AK Parti hükümetinin ülkeyi sürüklediği kriz ortamını fırsat bilerek, güya “demokrasi ve özgürlük” adı altında Türk Milletine dayatmaya ve kabul ettirmeye çalıştığınız şeyler, hiç tahmin etmediğiniz bir olay ve an neticesinde, sizi Kâdim Türk Devleti ve Milleti nezdinde en ağır şekilde mücrim kılacaktır!
Mesele artık AK Parti’nin kötü yönetimini de aşmıştır, AK Parti hükümetinin ve politikalarının savunulacak hiçbir yönü yoktur; lakin buna alternatif ve çare olması gereken sizin, yani CHP yönetiminin izlediği yol ve yöntem, bu Devletin kurucu dinamiklerinin ve geleneğinin sinir uçlarına dokunmaya başlamıştır!

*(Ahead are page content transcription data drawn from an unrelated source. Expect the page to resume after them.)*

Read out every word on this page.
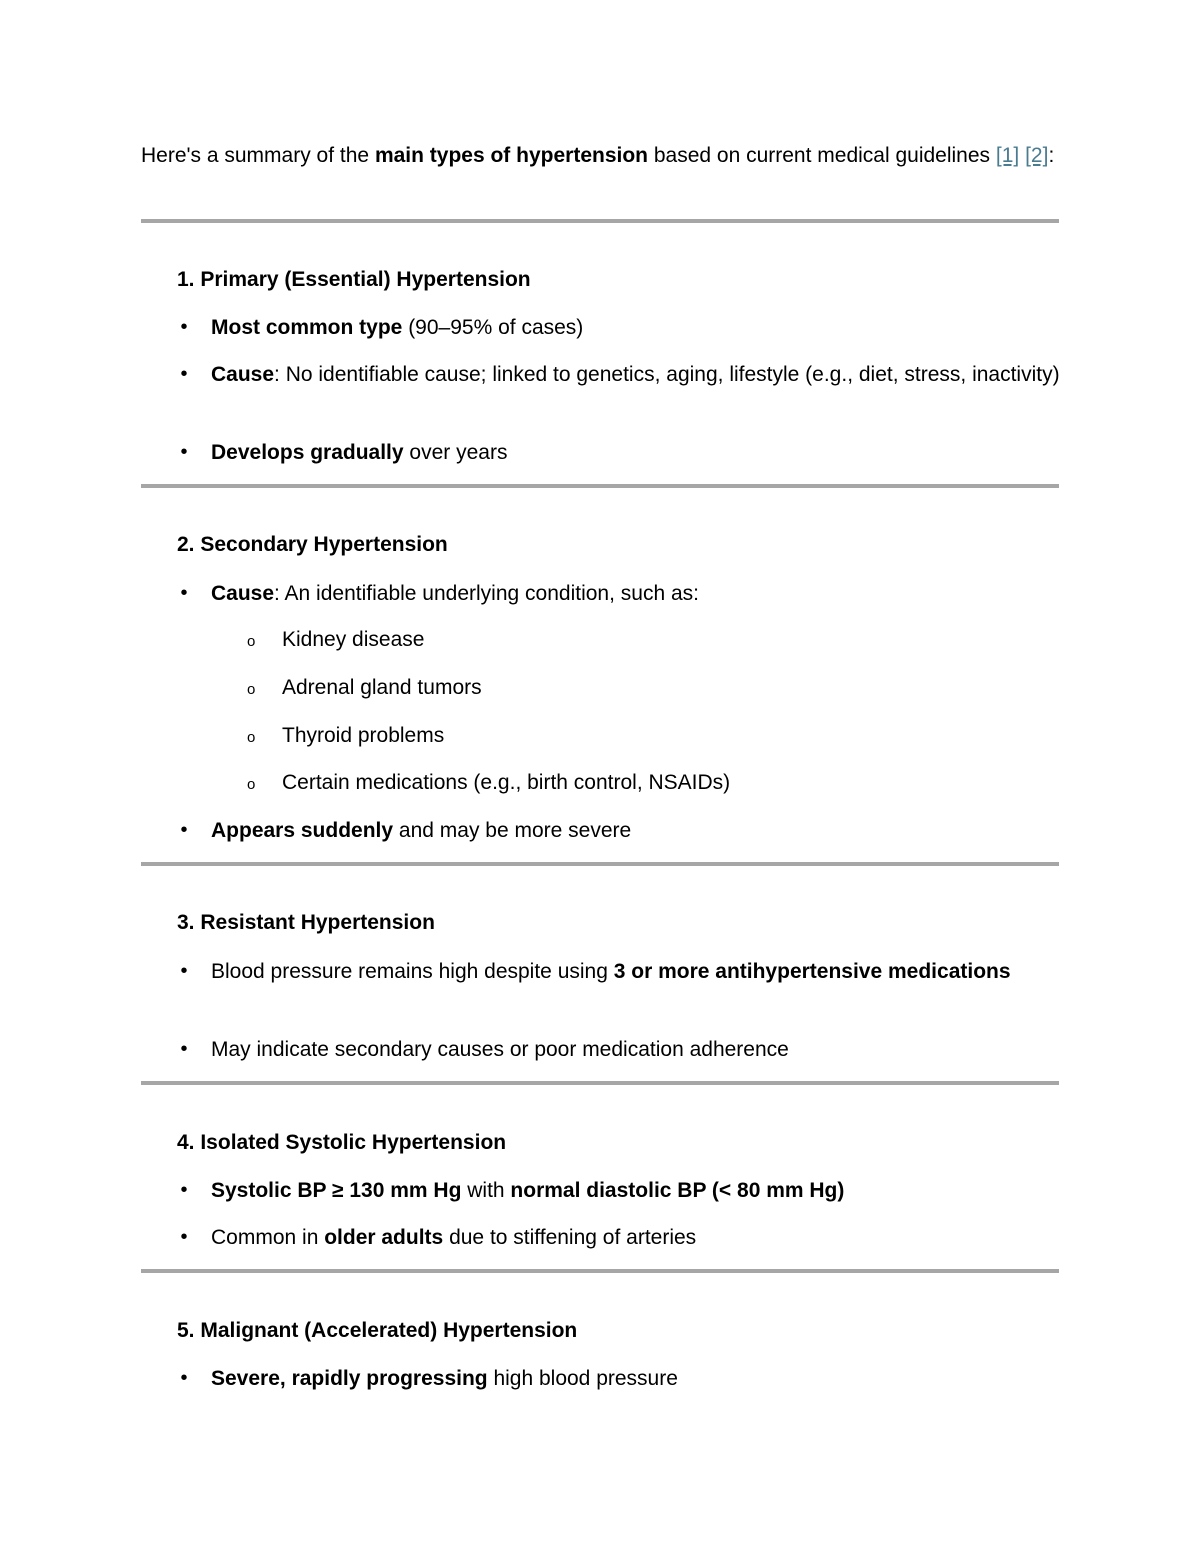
Here's a summary of the main types of hypertension based on current medical guidelines [1] [2]:
1. Primary (Essential) Hypertension
•	Most common type (90–95% of cases)
•	Cause: No identifiable cause; linked to genetics, aging, lifestyle (e.g., diet, stress, inactivity)
•	Develops gradually over years
2. Secondary Hypertension
•	Cause: An identifiable underlying condition, such as:
o Kidney disease
o Adrenal gland tumors
o Thyroid problems
o Certain medications (e.g., birth control, NSAIDs)
•	Appears suddenly and may be more severe
3. Resistant Hypertension
•	Blood pressure remains high despite using 3 or more antihypertensive medications
•	May indicate secondary causes or poor medication adherence
4. Isolated Systolic Hypertension
•	Systolic BP ≥ 130 mm Hg with normal diastolic BP (< 80 mm Hg)
•	Common in older adults due to stiffening of arteries
5. Malignant (Accelerated) Hypertension
•	Severe, rapidly progressing high blood pressure
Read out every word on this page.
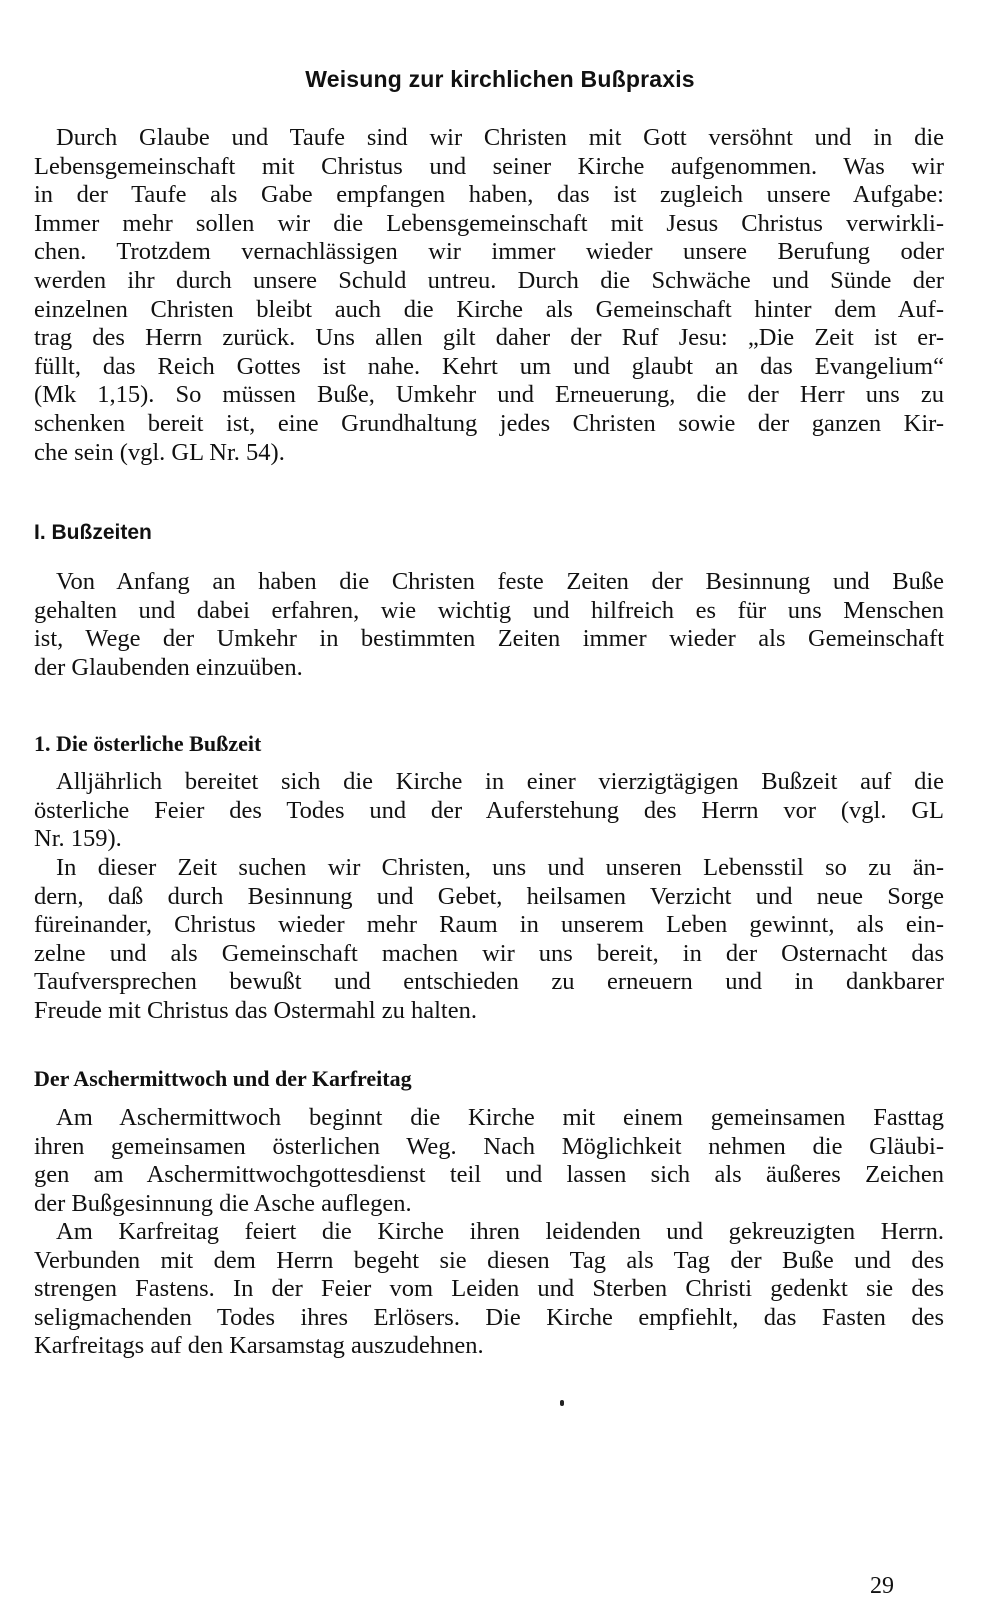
Weisung zur kirchlichen Bußpraxis
Durch Glaube und Taufe sind wir Christen mit Gott versöhnt und in die
Lebensgemeinschaft mit Christus und seiner Kirche aufgenommen. Was wir
in der Taufe als Gabe empfangen haben, das ist zugleich unsere Aufgabe:
Immer mehr sollen wir die Lebensgemeinschaft mit Jesus Christus verwirkli-
chen. Trotzdem vernachlässigen wir immer wieder unsere Berufung oder
werden ihr durch unsere Schuld untreu. Durch die Schwäche und Sünde der
einzelnen Christen bleibt auch die Kirche als Gemeinschaft hinter dem Auf-
trag des Herrn zurück. Uns allen gilt daher der Ruf Jesu: „Die Zeit ist er-
füllt, das Reich Gottes ist nahe. Kehrt um und glaubt an das Evangelium“
(Mk 1,15). So müssen Buße, Umkehr und Erneuerung, die der Herr uns zu
schenken bereit ist, eine Grundhaltung jedes Christen sowie der ganzen Kir-
che sein (vgl. GL Nr. 54).
I. Bußzeiten
Von Anfang an haben die Christen feste Zeiten der Besinnung und Buße
gehalten und dabei erfahren, wie wichtig und hilfreich es für uns Menschen
ist, Wege der Umkehr in bestimmten Zeiten immer wieder als Gemeinschaft
der Glaubenden einzuüben.
1. Die österliche Bußzeit
Alljährlich bereitet sich die Kirche in einer vierzigtägigen Bußzeit auf die
österliche Feier des Todes und der Auferstehung des Herrn vor (vgl. GL
Nr. 159).
In dieser Zeit suchen wir Christen, uns und unseren Lebensstil so zu än-
dern, daß durch Besinnung und Gebet, heilsamen Verzicht und neue Sorge
füreinander, Christus wieder mehr Raum in unserem Leben gewinnt, als ein-
zelne und als Gemeinschaft machen wir uns bereit, in der Osternacht das
Taufversprechen bewußt und entschieden zu erneuern und in dankbarer
Freude mit Christus das Ostermahl zu halten.
Der Aschermittwoch und der Karfreitag
Am Aschermittwoch beginnt die Kirche mit einem gemeinsamen Fasttag
ihren gemeinsamen österlichen Weg. Nach Möglichkeit nehmen die Gläubi-
gen am Aschermittwochgottesdienst teil und lassen sich als äußeres Zeichen
der Bußgesinnung die Asche auflegen.
Am Karfreitag feiert die Kirche ihren leidenden und gekreuzigten Herrn.
Verbunden mit dem Herrn begeht sie diesen Tag als Tag der Buße und des
strengen Fastens. In der Feier vom Leiden und Sterben Christi gedenkt sie des
seligmachenden Todes ihres Erlösers. Die Kirche empfiehlt, das Fasten des
Karfreitags auf den Karsamstag auszudehnen.
29
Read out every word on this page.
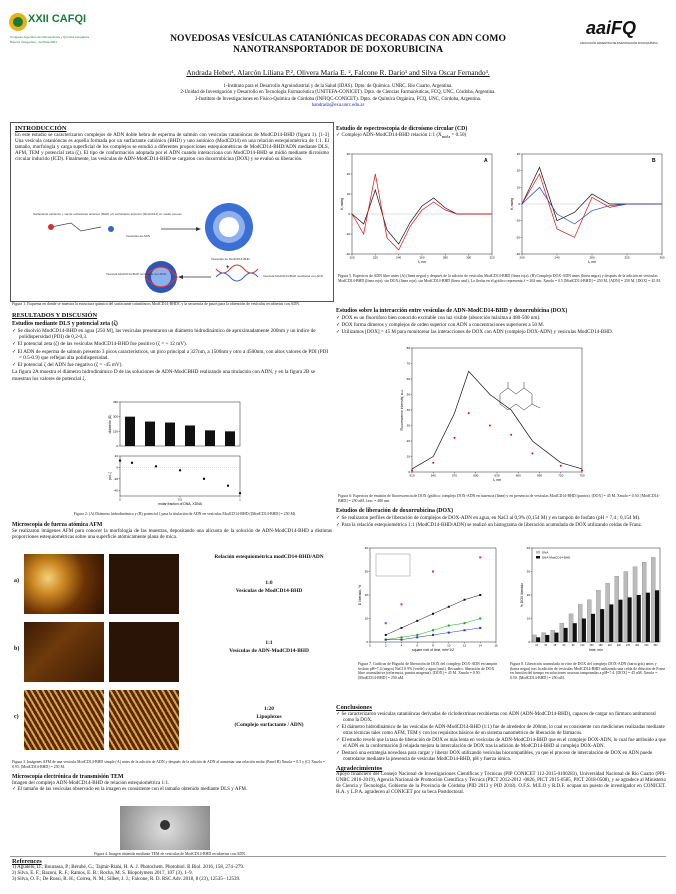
XXII CAFQI
Congreso Argentino de Fisicoquímica y Química Inorgánica
Buenos Invirgentes - 1a Plata 2021
aaiFQ
ASOCIACIÓN ARGENTINA DE INVESTIGACIÓN FISICOQUÍMICA
NOVEDOSAS VESÍCULAS CATANIÓNICAS DECORADAS CON ADN COMO NANOTRANSPORTADOR DE DOXORUBICINA
Andrada Heber¹, Alarcón Liliana P.², Olivera María E. ², Falcone R. Darío¹ and Silva Oscar Fernando³.
1-Instituto para el Desarrollo Agroindustrial y de la Salud (IDAS). Dpto. de Química. UNRC. Río Cuarto, Argentina.
2-Unidad de Investigación y Desarrollo en Tecnología Farmacéutica (UNITEFA-CONICET). Dpto. de Ciencias Farmacéuticas, FCQ, UNC, Córdoba, Argentina.
3-Instituto de Investigaciones en Físico-Química de Córdoba (INFIQC-CONICET). Dpto. de Química Orgánica, FCQ, UNC, Córdoba, Argentina.
handrada@exa.unrc.edu.ar
INTRODUCCIÓN
En este estudio se caracterizaron complejos de ADN doble hebra de esperma de salmón con vesículas catanióncas de ModCD14-BHD (figura 1). [1-3] Una vesícula catanióncas es aquella formada por un surfactante catiónico (BHD) y uno aniónico (ModCD14) en una relación estequiométrica de 1:1. El tamaño, morfología y carga superficial de los complejos se estudió a diferentes proporciones estequiométricas de ModCD14-BHD/ADN mediante DLS, AFM, TEM y potencial zeta (ζ). El tipo de conformación adoptada por el ADN cuando interacciona con ModCD14-BHD se midió mediante dicroísmo circular inducido (ICD). Finalmente, las vesículas de ADN-ModCD14-BHD se cargaron con doxorrubicina (DOX) y se evaluó su liberación.
Surfactante catiónico + sal de surfactante aniónico (BHD) y/o surfactante aniónico (ModCD14) en medio acuoso
Vesículas de ADN
Vesículas de ModCD14-BHD
+
Vesícula ModCD14-BHD recubierta con ADN	Vesícula ModCD14-BHD recubierta con ADN
Figura 1: Esquema en donde se muestra la estructura química del surfactante catanióncos ModCD14-BHDC y la secuencia de pasos para la obtención de vesículas recubiertas con ADN.
RESULTADOS Y DISCUSIÓN
Estudios mediante DLS y potencial zeta (ζ)
✓ Se disolvió ModCD14-BHD en agua [250 M], las vesículas presentaron un diámetro hidrodinámico de aproximadamente 200nm y un índice de polidispersidad (PDI) de 0,2-0,3.
✓ El potencial zeta (ζ) de las vesículas ModCD14-BHD fue positivo (ζ = + 12 mV).
✓ El ADN de esperma de salmón presento 3 picos característicos, un pico principal a 327nm, a 1500nm y otro a 4500nm, con altos valores de PDI (PDI = 0.5-0.9) que reflejan alta polidispersidad.
✓ El potencial ζ del ADN fue negativo (ζ = -45 mV).
La figura 2A muestra el diámetro hidrodinámico D de las soluciones de ADN-ModCBHD realizando una titulación con ADN, y en la figura 2B se muestran los valores de potencial ζ.
0
150
300
450
diámetro (D)
0	0.5	1
-40
-20
0
20
molar fraction of DNA, XDNA
pot. ζ
Figura 2: (A) Diámetro hidrodinámico y (B) potencial ζ para la titulación de ADN en vesículas ModCD14-BHD ([ModCD14-BHD] = 250 M).
Microscopia de fuerza atómica AFM
Se realizaron imágenes AFM para conocer la morfología de las muestras, depositando una alícuota de la solución de ADN-ModCD14-BHD a distintas proporciones estequiométricas sobre una superficie atómicamente plana de mica.
a)
b)
c)
Relación estequiométrica modCD14-BHD/ADN
1:0
Vesículas de ModCD14-BHD
1:1
Vesículas de ADN-ModCD14-BHD
1:20
Lipoplexos
(Complejo surfactante / ADN)
Figura 3. Imágenes AFM de una vesícula ModCD14-BHD simple (A) antes de la adición de ADN y después de la adición de ADN al aumentar una relación molar (Panel B) Xmola = 0.5 y (C) Xmola = 0.95. [ModCD14-BHD] = 250 M.
Microscopía electrónica de transmisión TEM
Imagen del complejo ADN-ModCD14-BHD de relación estequiométrica 1:1.
✓ El tamaño de las vesículas observado en la imagen es consistente con el tamaño obtenido mediante DLS y AFM.
Figura 4. Imagen obtenida mediante TEM de vesículas de ModCD14-BHD recubiertas con ADN.
Estudio de espectroscopia de dicroísmo circular (CD)
✓ Complejo ADN-ModCD14-BHD relación 1:1 $(X_{mola} = 0.50)$
200	220	240	260	280	300	320
-20
-10
0
10
20
30
λ, nm
θ, mdeg
A
200	240	280	320	360
-30
-20
-10
0
10
20
30
λ, nm
θ, mdeg
B
Figura 5. Espectros de ADN libre antes (A) (línea negra) y después de la adición de vesículas ModCD14-BHD (línea roja). (B) Complejo DOX-ADN antes (línea negra) y después de la adición en vesículas ModCD14-BHD (línea roja); sin DOX (línea roja), sin ModCD14-BHD (línea azul). La flecha en el gráfico representa λ = 263 nm. Xmola = 0.5 [ModCD14-BHD] = 250 M, [ADN] = 250 M, [DOX] = 45 M.
Estudios sobre la interacción entre vesículas de ADN-ModCD14-BHD y doxorrubicina (DOX)
✓ DOX es un fluoróforo bien conocido excitable con luz visible (absorción máxima a 480-500 nm).
✓ DOX forma dímeros y complejos de orden superior con ADN a concentraciones superiores a 50 M.
✓ Utilizamos [DOX] = 45 M para monitorear las interacciones de DOX con ADN (complejo DOX-ADN) y vesículas ModCD14-BHD.
510	540	570	600	630	660	690	720	750
0
10
20
30
40
50
60
70
80
λ, nm
Fluorescence intensity, a.u.
Figura 6: Espectros de emisión de fluorescencia de DOX (gráfica: complejo DOX-ADN en ausencia (línea) y en presencia de vesículas ModCD14-BHD (puntos). [DOX] = 45 M. Xmola = 0.50. [ModCD14-BHD] = 250 nM. λexc = 480 nm.
Estudios de liberación de doxorrubicina (DOX)
✓ Se realizaron perfiles de liberación de complejos de DOX-ADN en agua, en NaCl al 0,9% (0,154 M) y en tampón de fosfato (pH = 7,4 ; 0,154 M).
✓ Para la relación estequiométrica 1:1 (ModCD14-BHD/ADN) se realizó un histograma de liberación acumulada de DOX utilizando celdas de Franz.
0	2	4	6	8	10	12	14	16
0
10
20
30
40
square root of time, min^1/2
D liberado, %
0
10
20
30
40
time, min
% DOX liberado
15	30	45	60	90 120 150 180 210 240 270 300 330 360
DNA
DNA-ModCD14-BHD
Figura 7. Gráficas de Higuchi de liberación de DOX del complejo DOX-ADN en tampón fosfato pH=7.4 (negro) NaCl 0.9% (verde) y agua (azul). Recuadro: liberación de DOX libre acumulativa (referencia, puntos magenta). [DOX] = 45 M. Xmola = 0.50. [ModCD14-BHD] = 250 nM.
Figura 8. Liberación acumulada in vitro de DOX del complejo DOX-ADN (barra gris) antes y (barra negra) tras la adición de vesículas ModCD14-BHD utilizando una celda de difusión de Franz en función del tiempo en soluciones acuosas tamponadas a pH=7.4. [DOX] = 45 nM. Xmola = 0.50. [ModCD14-BHD] = 250 nM.
Conclusiones
✓ Se caracterizaron vesículas catanióncas derivadas de ciclodextrinas recubiertas con ADN (ADN-ModCD14-BHD), capaces de cargar un fármaco antitumoral como la DOX.
✓ El diámetro hidrodinámico de las vesículas de ADN-ModCD14-BHD (1:1) fue de alrededor de 200nm, lo cual es consistente con mediciones realizadas mediante otras técnicas tales como AFM, TEM y con los requisitos básicos de un sistema nanométrico de liberación de fármacos.
✓ El estudio reveló que la tasa de liberación de DOX es más lenta en vesículas de ADN-ModCD14-BHD que en el complejo DOX-ADN, lo cual fue atribuido a que el ADN en la conformación β relajada mejora la intercalación de DOX tras la adición de ModCD14-BHD al complejo DOX-ADN.
✓ Destacó una estrategia novedosa para cargar y liberar DOX utilizando vesículas biocompatibles, ya que el proceso de intercalación de DOX en ADN puede controlarse mediante la presencia de vesículas ModCD14-BHD, pH y fuerza iónica.
Agradecimientos
Apoyo financiero del Consejo Nacional de Investigaciones Científicas y Técnicas (PIP CONICET 112-2015-0100283), Universidad Nacional de Río Cuarto (PPI-UNRC 2016-2019), Agencia Nacional de Promoción Científica y Técnica (PICT 2012-2012 -0826, PICT 2015-0585, PICT 2018-0508), y se agradece al Ministerio de Ciencia y Tecnología, Gobierno de la Provincia de Córdoba (PID 2013 y PID 2018). O.F.S. M.E.O y R.D.F. ocupan un puesto de investigador en CONICET. H.A. y L.P.A. agradecen al CONICET por su beca Postdoctoral.
References
1) Agudelo, D.; Bourassa, P.; Bérubé, G.; Tajmir-Riahi, H. A. J. Photochem. Photobiol. B Biol. 2016, 158, 274–279.
2) Silva, E. F.; Bazoni, R. F.; Ramos, E. B.; Rocha, M. S. Biopolymers 2017, 107 (3), 1–9.
3) Silva, O. F.; De Rossi, R. H.; Correa, N. M.; Silber, J. J.; Falcone, R. D. RSC Adv. 2018, 8 (23), 12535– 12539.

CHP Genel Merkezinin içinde ve parti dışında olup genel merkeze etki eden bir takım odaklara karşı gerekli önlemleri almadığınız takdirde, tüm iyi niyetli çabalarınıza rağmen yaklaşmakta olan felaketin sorumlusu siz olacaksınız.
CHP’nin kuruluş geleneklerine ve Türk Milleti’nin beklentilerine uymayan politika ve söylemleriniz emin olun ki Türk Milliyetçileri nezdinde tahammül sınırlarını aşmış durumdadır!
Siz henüz Türk Milliyetçilerinin tüm partilerden azade ve siyaset üstü şekilde nasıl bir milli refleks ile sarsıcı bir kasırgaya dönüşebileceğini henüz görmediniz!
Size dostane olarak açık çağrımızdır;
Ya CHP’yi bu zararlı yapılardan temizleyin,
Veyahut CHP’yi ehline teslim edin, onlar bu temizliği yapsın.